Scientists who study biological threats have long clamored for more Level 4 lab space as they wait months, or even longer, to gain access to the three full-scale labs in operation in the United States, located at the Centers for Disease Control and Prevention in Atlanta, the Army's Fort Detrick in Maryland, and the Southwest Foundation for Biomedical Research in San Antonio.
The quest to build more Level 4 labs quickened after the Sept. 11 attacks and the arrival of letters laden with anthrax. A federal commission advocated establishing a network of centers to explore the infectious agents most perilous to humans, with the goal of seeking cures and vaccines to arrest them.
The National Institute of Allergy and Infectious Diseases announcement that it was soliciting proposals to build and operate either one or two of the world's most sophisticated labs ignited a feverish race among academic institutions.
But with the high profile generated by such labs comes the inevitable burst of controversy. In the months leading up to today's announcement of the selection, citizen groups in cities with institutions submitting bids challenged the wisdom of studying smallpox and Ebola in labs sitting just around the corner from the neighborhood diner and elementary school. Their concerns were bolstered by scientific watchdogs devoted to the peaceful use of laboratory research.

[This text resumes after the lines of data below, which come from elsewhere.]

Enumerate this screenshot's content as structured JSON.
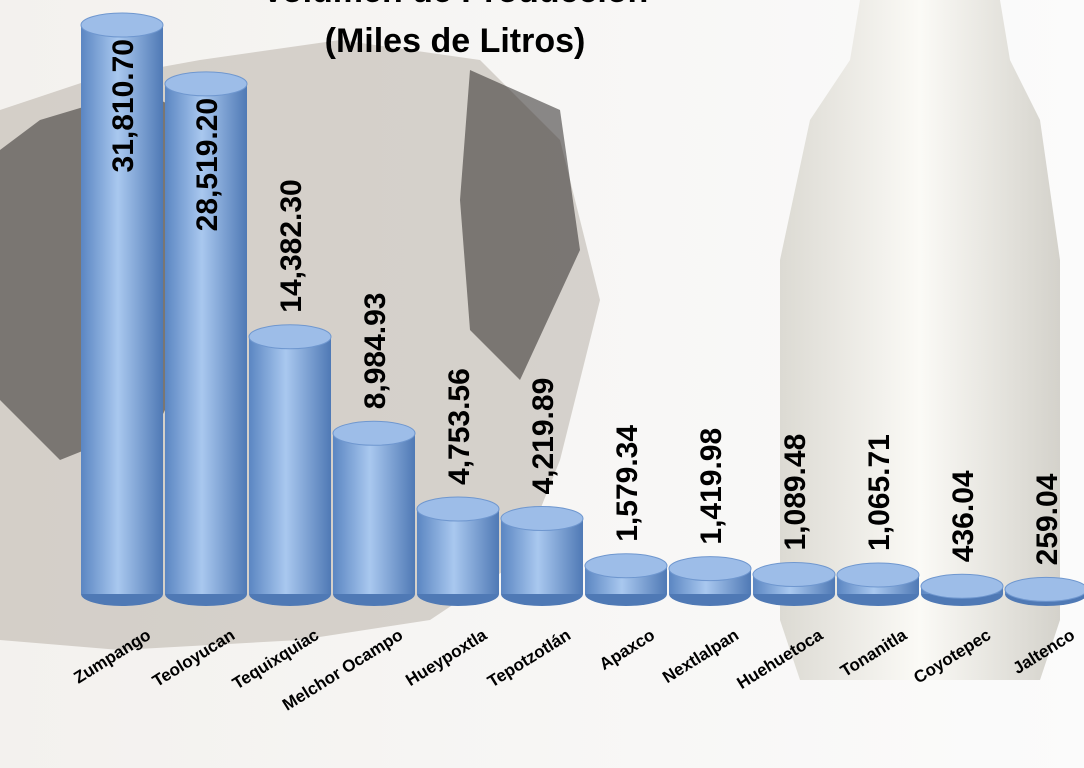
{
  "chart_data": {
    "type": "cylinder-bar",
    "title": "Volumen de Producción",
    "subtitle": "(Miles de Litros)",
    "categories": [
      "Zumpango",
      "Teoloyucan",
      "Tequixquiac",
      "Melchor Ocampo",
      "Hueypoxtla",
      "Tepotzotlán",
      "Apaxco",
      "Nextlalpan",
      "Huehuetoca",
      "Tonanitla",
      "Coyotepec",
      "Jaltenco"
    ],
    "values": [
      31810.7,
      28519.2,
      14382.3,
      8984.93,
      4753.56,
      4219.89,
      1579.34,
      1419.98,
      1089.48,
      1065.71,
      436.04,
      259.04
    ],
    "value_labels": [
      "31,810.70",
      "28,519.20",
      "14,382.30",
      "8,984.93",
      "4,753.56",
      "4,219.89",
      "1,579.34",
      "1,419.98",
      "1,089.48",
      "1,065.71",
      "436.04",
      "259.04"
    ],
    "color": "#7fa8dc"
  }
}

The Sunshine Project, an international nonprofit that bills itself as working "against the hostile use of biotechnology in the post-Cold War era," cautions that by sanctioning and paying for the creation of more high-level labs, the federal government risks placing dangerous agents in the hands of home-grown terrorists.
Opposition to BU Medical Center's proposal deepened during the summer, climaxing with the announced lawsuit and, last week, a protest on Massachusetts Avenue. That opposition -- led by two related activist organizations, Alternatives for Community & Environment and Safety Net -- paralleled BU's emergence as a top contender for the lab.